So basically students enroll in a scam college to trick people into thinking they are well educated, and then complain when the scam is revealed.
What's next, people who scam money from the elderly by pretending to be their grandchildren sue after only getting 25 cents with their birthday cards?
I realize these colleges are also using high pressure sales tactics to trick vulnerable populations into enrolling and then extorting them for money, but at some point people still need to take responsibility for their actions.
> To what extent exactly should these vulnerable people take personal responsibility?
I mean once they showed up and realized it wasn't a real college and they weren't being taught anything, that would have been the appropriate time to protest and try to get their money back, rather than staying for another 2-4 years to get the degree and hoping that no one notices that they didn't actually learn anything.
> Why didn't you mention that these colleges need to take some responsibility as well?
They should, but in this case they already got shut down. My feelings about for-profit colleges are basically the same as my feelings on the military. I.e. the military shouldn't be tricking kids into enlisting, but that that still doesn't give soldiers a free pass for going over to the middle east and killing innocent people.
> I mean once they showed up and realized it wasn't a real college and they weren't being taught anything, that would have been the appropriate time to protest [etc]
The people signing up were probably not those best prepared to evaluate the quality of schooling. It might have seemed a continuation what they saw in high school
I think anyone who is capable of graduating from a college, even a flawed one, as she did, has a hard time portraying themselves as vulnerable. At what point is someone responsible. She even graduated, so she has a degree and can legally state that. While I'm happy to see educational institutions being viewed with more skepticism as to their value, I think her situation is pretty cut and dried. Many of us had the experience of getting out of college and for a number of reasons, like the economy, not being able to find a job in the field and having to find another way.

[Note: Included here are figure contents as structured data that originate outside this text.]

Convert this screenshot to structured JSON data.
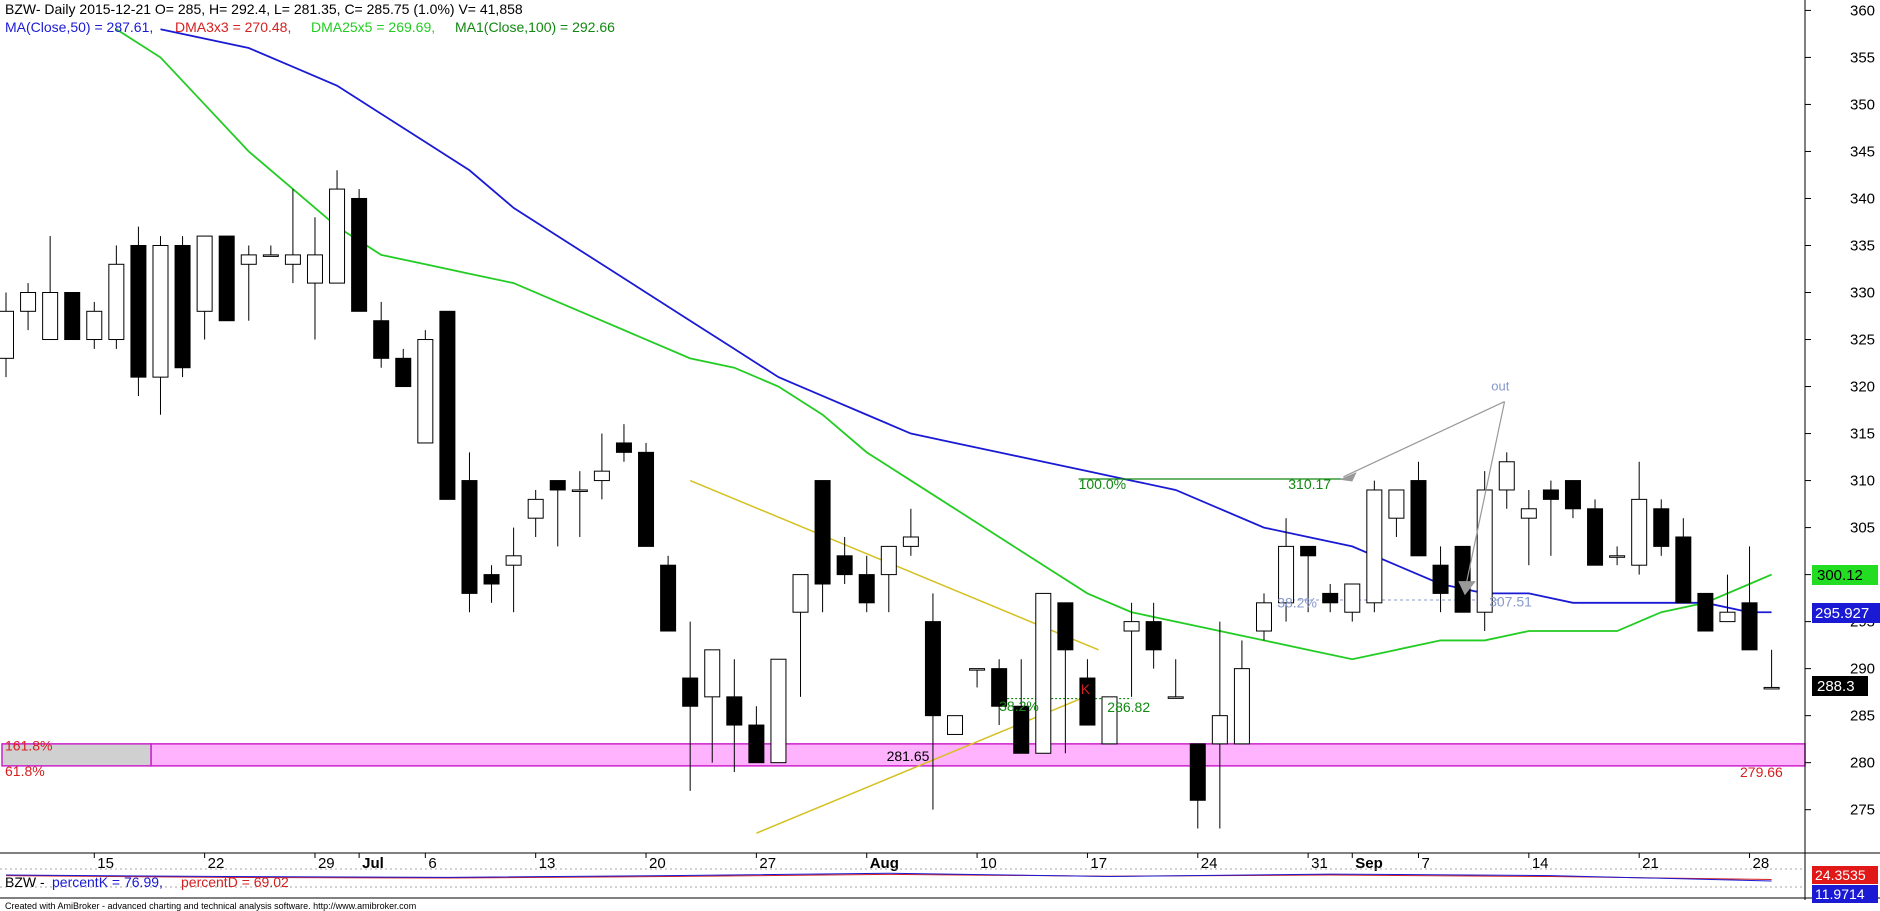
{
  "header": {
    "title_text": "BZW- Daily 2015-12-21 O= 285, H= 292.4, L= 281.35, C= 285.75 (1.0%) V= 41,858",
    "ma50_text": "MA(Close,50) = 287.61,",
    "dma3_text": "DMA3x3 = 270.48,",
    "dma25_text": "DMA25x5 = 269.69,",
    "ma100_text": "MA1(Close,100) = 292.66"
  },
  "colors": {
    "ma50": "#1a1ad4",
    "dma3": "#d42020",
    "dma25": "#22cc22",
    "ma100": "#118811",
    "trendline": "#d4c020",
    "zone_fill": "#ffb3ff",
    "zone_border": "#cc22cc"
  },
  "price_labels": {
    "ma25_value": "300.12",
    "ma50_value": "295.927",
    "last_close": "288.3"
  },
  "annotations": {
    "fib_100": "100.0%",
    "fib_382_top": "38.2%",
    "level_310": "310.17",
    "level_307": "307.51",
    "fib_382_low": "38.2%",
    "level_286": "286.82",
    "k_label": "K",
    "level_281": "281.65",
    "fib_1618": "161.8%",
    "fib_618": "61.8%",
    "level_279": "279.66",
    "out_label": "out"
  },
  "oscillator": {
    "label_sym": "BZW -",
    "label_k": "percentK = 76.99,",
    "label_d": "percentD = 69.02",
    "value_top": "24.3535",
    "value_bottom": "11.9714"
  },
  "footer": {
    "credit": "Created with AmiBroker - advanced charting and technical analysis software. http://www.amibroker.com"
  },
  "chart_data": {
    "type": "candlestick",
    "y_ticks": [
      275,
      280,
      285,
      290,
      295,
      300,
      305,
      310,
      315,
      320,
      325,
      330,
      335,
      340,
      345,
      350,
      355,
      360
    ],
    "ylim": [
      270.5,
      361
    ],
    "x_tick_labels": [
      {
        "label": "15",
        "day": 4
      },
      {
        "label": "22",
        "day": 9
      },
      {
        "label": "29",
        "day": 14
      },
      {
        "label": "Jul",
        "day": 16
      },
      {
        "label": "6",
        "day": 19
      },
      {
        "label": "13",
        "day": 24
      },
      {
        "label": "20",
        "day": 29
      },
      {
        "label": "27",
        "day": 34
      },
      {
        "label": "Aug",
        "day": 39
      },
      {
        "label": "10",
        "day": 44
      },
      {
        "label": "17",
        "day": 49
      },
      {
        "label": "24",
        "day": 54
      },
      {
        "label": "31",
        "day": 59
      },
      {
        "label": "Sep",
        "day": 61
      },
      {
        "label": "7",
        "day": 64
      },
      {
        "label": "14",
        "day": 69
      },
      {
        "label": "21",
        "day": 74
      },
      {
        "label": "28",
        "day": 79
      }
    ],
    "candles": [
      {
        "o": 323,
        "h": 330,
        "l": 321,
        "c": 328
      },
      {
        "o": 328,
        "h": 331,
        "l": 326,
        "c": 330
      },
      {
        "o": 325,
        "h": 336,
        "l": 325,
        "c": 330
      },
      {
        "o": 330,
        "h": 330,
        "l": 325,
        "c": 325
      },
      {
        "o": 325,
        "h": 329,
        "l": 324,
        "c": 328
      },
      {
        "o": 325,
        "h": 335,
        "l": 324,
        "c": 333
      },
      {
        "o": 335,
        "h": 337,
        "l": 319,
        "c": 321
      },
      {
        "o": 321,
        "h": 336,
        "l": 317,
        "c": 335
      },
      {
        "o": 335,
        "h": 336,
        "l": 321,
        "c": 322
      },
      {
        "o": 328,
        "h": 336,
        "l": 325,
        "c": 336
      },
      {
        "o": 336,
        "h": 336,
        "l": 327,
        "c": 327
      },
      {
        "o": 333,
        "h": 335,
        "l": 327,
        "c": 334
      },
      {
        "o": 334,
        "h": 335,
        "l": 334,
        "c": 334
      },
      {
        "o": 333,
        "h": 341,
        "l": 331,
        "c": 334
      },
      {
        "o": 331,
        "h": 338,
        "l": 325,
        "c": 334
      },
      {
        "o": 331,
        "h": 343,
        "l": 331,
        "c": 341
      },
      {
        "o": 340,
        "h": 341,
        "l": 328,
        "c": 328
      },
      {
        "o": 327,
        "h": 329,
        "l": 322,
        "c": 323
      },
      {
        "o": 323,
        "h": 324,
        "l": 320,
        "c": 320
      },
      {
        "o": 314,
        "h": 326,
        "l": 314,
        "c": 325
      },
      {
        "o": 328,
        "h": 328,
        "l": 308,
        "c": 308
      },
      {
        "o": 310,
        "h": 313,
        "l": 296,
        "c": 298
      },
      {
        "o": 300,
        "h": 301,
        "l": 297,
        "c": 299
      },
      {
        "o": 301,
        "h": 305,
        "l": 296,
        "c": 302
      },
      {
        "o": 306,
        "h": 309,
        "l": 304,
        "c": 308
      },
      {
        "o": 310,
        "h": 310,
        "l": 303,
        "c": 309
      },
      {
        "o": 309,
        "h": 311,
        "l": 304,
        "c": 309
      },
      {
        "o": 310,
        "h": 315,
        "l": 308,
        "c": 311
      },
      {
        "o": 314,
        "h": 316,
        "l": 312,
        "c": 313
      },
      {
        "o": 313,
        "h": 314,
        "l": 303,
        "c": 303
      },
      {
        "o": 301,
        "h": 302,
        "l": 294,
        "c": 294
      },
      {
        "o": 289,
        "h": 295,
        "l": 277,
        "c": 286
      },
      {
        "o": 287,
        "h": 292,
        "l": 280,
        "c": 292
      },
      {
        "o": 287,
        "h": 291,
        "l": 279,
        "c": 284
      },
      {
        "o": 284,
        "h": 286,
        "l": 280,
        "c": 280
      },
      {
        "o": 280,
        "h": 291,
        "l": 280,
        "c": 291
      },
      {
        "o": 296,
        "h": 300,
        "l": 287,
        "c": 300
      },
      {
        "o": 310,
        "h": 310,
        "l": 296,
        "c": 299
      },
      {
        "o": 302,
        "h": 304,
        "l": 299,
        "c": 300
      },
      {
        "o": 300,
        "h": 302,
        "l": 296,
        "c": 297
      },
      {
        "o": 300,
        "h": 303,
        "l": 296,
        "c": 303
      },
      {
        "o": 303,
        "h": 307,
        "l": 302,
        "c": 304
      },
      {
        "o": 295,
        "h": 298,
        "l": 275,
        "c": 285
      },
      {
        "o": 283,
        "h": 285,
        "l": 283,
        "c": 285
      },
      {
        "o": 290,
        "h": 290,
        "l": 288,
        "c": 290
      },
      {
        "o": 290,
        "h": 291,
        "l": 284,
        "c": 286
      },
      {
        "o": 286,
        "h": 291,
        "l": 281,
        "c": 281
      },
      {
        "o": 281,
        "h": 298,
        "l": 281,
        "c": 298
      },
      {
        "o": 297,
        "h": 297,
        "l": 281,
        "c": 292
      },
      {
        "o": 289,
        "h": 291,
        "l": 284,
        "c": 284
      },
      {
        "o": 282,
        "h": 287,
        "l": 282,
        "c": 287
      },
      {
        "o": 294,
        "h": 297,
        "l": 287,
        "c": 295
      },
      {
        "o": 295,
        "h": 297,
        "l": 290,
        "c": 292
      },
      {
        "o": 287,
        "h": 291,
        "l": 287,
        "c": 287
      },
      {
        "o": 282,
        "h": 282,
        "l": 273,
        "c": 276
      },
      {
        "o": 282,
        "h": 295,
        "l": 273,
        "c": 285
      },
      {
        "o": 282,
        "h": 293,
        "l": 282,
        "c": 290
      },
      {
        "o": 294,
        "h": 298,
        "l": 293,
        "c": 297
      },
      {
        "o": 297,
        "h": 306,
        "l": 295,
        "c": 303
      },
      {
        "o": 303,
        "h": 303,
        "l": 296,
        "c": 302
      },
      {
        "o": 298,
        "h": 299,
        "l": 296,
        "c": 297
      },
      {
        "o": 296,
        "h": 299,
        "l": 295,
        "c": 299
      },
      {
        "o": 297,
        "h": 310,
        "l": 296,
        "c": 309
      },
      {
        "o": 306,
        "h": 309,
        "l": 304,
        "c": 309
      },
      {
        "o": 310,
        "h": 312,
        "l": 302,
        "c": 302
      },
      {
        "o": 301,
        "h": 303,
        "l": 296,
        "c": 298
      },
      {
        "o": 303,
        "h": 303,
        "l": 296,
        "c": 296
      },
      {
        "o": 296,
        "h": 311,
        "l": 294,
        "c": 309
      },
      {
        "o": 309,
        "h": 313,
        "l": 307,
        "c": 312
      },
      {
        "o": 306,
        "h": 309,
        "l": 301,
        "c": 307
      },
      {
        "o": 309,
        "h": 310,
        "l": 302,
        "c": 308
      },
      {
        "o": 310,
        "h": 310,
        "l": 306,
        "c": 307
      },
      {
        "o": 307,
        "h": 308,
        "l": 301,
        "c": 301
      },
      {
        "o": 302,
        "h": 303,
        "l": 301,
        "c": 302
      },
      {
        "o": 301,
        "h": 312,
        "l": 300,
        "c": 308
      },
      {
        "o": 307,
        "h": 308,
        "l": 302,
        "c": 303
      },
      {
        "o": 304,
        "h": 306,
        "l": 297,
        "c": 297
      },
      {
        "o": 298,
        "h": 298,
        "l": 294,
        "c": 294
      },
      {
        "o": 295,
        "h": 300,
        "l": 295,
        "c": 296
      },
      {
        "o": 297,
        "h": 303,
        "l": 292,
        "c": 292
      },
      {
        "o": 288,
        "h": 292,
        "l": 288,
        "c": 288
      }
    ],
    "ma50": [
      [
        7,
        358
      ],
      [
        9,
        357
      ],
      [
        11,
        356
      ],
      [
        13,
        354
      ],
      [
        15,
        352
      ],
      [
        17,
        349
      ],
      [
        19,
        346
      ],
      [
        21,
        343
      ],
      [
        23,
        339
      ],
      [
        25,
        336
      ],
      [
        27,
        333
      ],
      [
        29,
        330
      ],
      [
        31,
        327
      ],
      [
        33,
        324
      ],
      [
        35,
        321
      ],
      [
        37,
        319
      ],
      [
        39,
        317
      ],
      [
        41,
        315
      ],
      [
        43,
        314
      ],
      [
        45,
        313
      ],
      [
        47,
        312
      ],
      [
        49,
        311
      ],
      [
        51,
        310
      ],
      [
        53,
        309
      ],
      [
        55,
        307
      ],
      [
        57,
        305
      ],
      [
        59,
        304
      ],
      [
        61,
        303
      ],
      [
        63,
        301
      ],
      [
        65,
        299
      ],
      [
        67,
        298
      ],
      [
        69,
        298
      ],
      [
        71,
        297
      ],
      [
        73,
        297
      ],
      [
        75,
        297
      ],
      [
        77,
        297
      ],
      [
        79,
        296
      ],
      [
        80,
        296
      ]
    ],
    "ma25": [
      [
        5,
        358
      ],
      [
        7,
        355
      ],
      [
        9,
        350
      ],
      [
        11,
        345
      ],
      [
        13,
        341
      ],
      [
        15,
        337
      ],
      [
        17,
        334
      ],
      [
        19,
        333
      ],
      [
        21,
        332
      ],
      [
        23,
        331
      ],
      [
        25,
        329
      ],
      [
        27,
        327
      ],
      [
        29,
        325
      ],
      [
        31,
        323
      ],
      [
        33,
        322
      ],
      [
        35,
        320
      ],
      [
        37,
        317
      ],
      [
        39,
        313
      ],
      [
        41,
        310
      ],
      [
        43,
        307
      ],
      [
        45,
        304
      ],
      [
        47,
        301
      ],
      [
        49,
        298
      ],
      [
        51,
        296
      ],
      [
        53,
        295
      ],
      [
        55,
        294
      ],
      [
        57,
        293
      ],
      [
        59,
        292
      ],
      [
        61,
        291
      ],
      [
        63,
        292
      ],
      [
        65,
        293
      ],
      [
        67,
        293
      ],
      [
        69,
        294
      ],
      [
        71,
        294
      ],
      [
        73,
        294
      ],
      [
        75,
        296
      ],
      [
        77,
        297
      ],
      [
        79,
        299
      ],
      [
        80,
        300
      ]
    ],
    "oscillator_k": [
      [
        0,
        60
      ],
      [
        10,
        55
      ],
      [
        20,
        52
      ],
      [
        30,
        58
      ],
      [
        40,
        66
      ],
      [
        50,
        55
      ],
      [
        60,
        63
      ],
      [
        70,
        58
      ],
      [
        80,
        40
      ]
    ],
    "oscillator_d": [
      [
        0,
        58
      ],
      [
        10,
        52
      ],
      [
        20,
        50
      ],
      [
        30,
        55
      ],
      [
        40,
        62
      ],
      [
        50,
        56
      ],
      [
        60,
        60
      ],
      [
        70,
        55
      ],
      [
        80,
        45
      ]
    ]
  }
}
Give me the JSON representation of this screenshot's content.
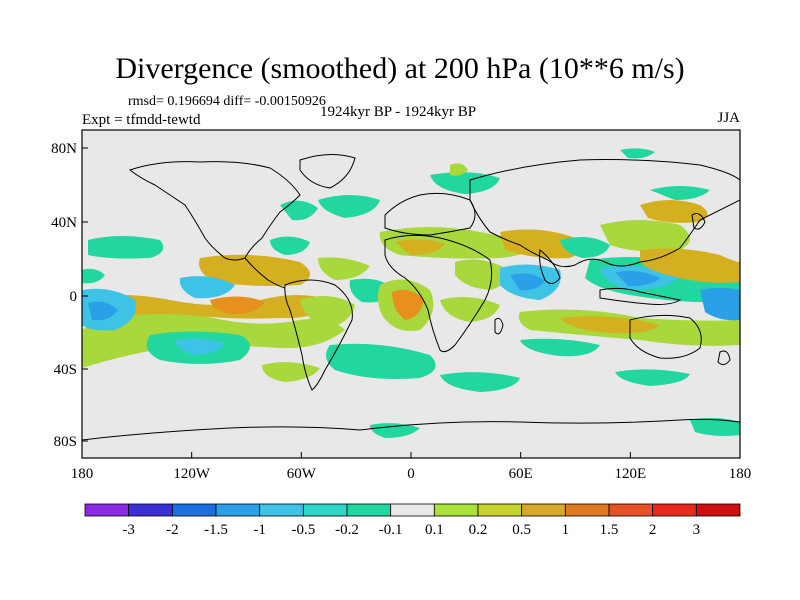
{
  "header": {
    "title": "Divergence (smoothed) at 200 hPa (10**6 m/s)",
    "stats": "rmsd= 0.196694 diff= -0.00150926",
    "experiment": "Expt = tfmdd-tewtd",
    "period": "1924kyr BP - 1924kyr BP",
    "season": "JJA"
  },
  "axes": {
    "x_ticks": [
      "180",
      "120W",
      "60W",
      "0",
      "60E",
      "120E",
      "180"
    ],
    "y_ticks": [
      "80N",
      "40N",
      "0",
      "40S",
      "80S"
    ]
  },
  "colorbar": {
    "labels": [
      "-3",
      "-2",
      "-1.5",
      "-1",
      "-0.5",
      "-0.2",
      "-0.1",
      "0.1",
      "0.2",
      "0.5",
      "1",
      "1.5",
      "2",
      "3"
    ],
    "colors": [
      "#8a2be2",
      "#3d2fd6",
      "#1b6fe0",
      "#2aa0e8",
      "#3ec3e6",
      "#2ed6c8",
      "#22d6a0",
      "#e8e8e8",
      "#a8e23a",
      "#c8d22c",
      "#d8a82a",
      "#e07a20",
      "#e85028",
      "#e82a1c",
      "#cc1010"
    ]
  },
  "map": {
    "background_color": "#e8e8e8",
    "positive_low_color": "#a8d83c",
    "positive_mid_color": "#d4b020",
    "positive_high_color": "#e8901e",
    "negative_low_color": "#22d6a0",
    "negative_mid_color": "#3ec3e6",
    "negative_high_color": "#2aa0e8"
  }
}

>So basically students enroll in a scam college to trick people into thinking they are well educated, and then complain when the scam is revealed.
I don't think so. There are colleges (mostly online and often postgraduate only) where the 'student' is in on the scam. They mostly serve markets where promotion or pay prospects are tied to box ticking possession of a masters or PhD with no real consideration of the academic rank of the programs. Those really are about trying to trick people into thinking they are well educated - although you could argue that if no-one cares about the quality of the 'degrees' they're not really scamming anyone.
What Corinthian was doing was charging large sums of money to students for nearly worthless, marginally accredited or unaccredited education while telling them that they were receiving valuable, career enhancing education and recognised credentials. They were the marks and not in on the con.
Of course I absolutely agree that people need to take responsibility for their actions but we need to consider the context and determine what is a reasonable amount of due diligence to undertake.
First of all, our society relentlessly pounds the message into people's heads that they need to go to college to succeed in life. Think of how often an 18 year old will have been told of the importance of going to college by teachers, counsellors, and other authority figures in their lives (all of whom have themselves been to college). How often their parents (who usually will not have been) will tell them that this is what they need to do to succeed. How often the media portrays going to college as the right thing to do. In every sitcom set in a high school or with high school aged main characters, applying to and getting into college is eventually a major plot point.
Now compare that with how often those same sources mention the difference between applying to a community college, a state college, a private non-profit, and a private for-profit college. If they even know the difference (which parents who haven't been will almost certainly not).
Think about the government services which poor people tend to interact with, and the American attitude towards public provision and realise that the educational superiority of publicly owned community colleges over privately owned colleges is actually anomalous. (and in fact the most prestigious American colleges are private, just a different kind of private). How on Earth is a teenager supposed to figure that out.
Should we expect an 18 year old to understand that regional accreditation is better than national accreditation? I mean, does that actually even make sense?
So while I agree that there is a case for people taking responsibility for their actions, I think that young people doing what society told them to do and making some poor decisions after being lied to have met the test for contextually reasonable due diligence.
What's next, people who scam money from the elderly by pretending to be their grandchildren sue after only getting 25 cents with their birthday cards?
I realize these colleges are also using high pressure sales tactics to trick vulnerable populations into enrolling and then extorting them for money, but at some point people still need to take responsibility for their actions.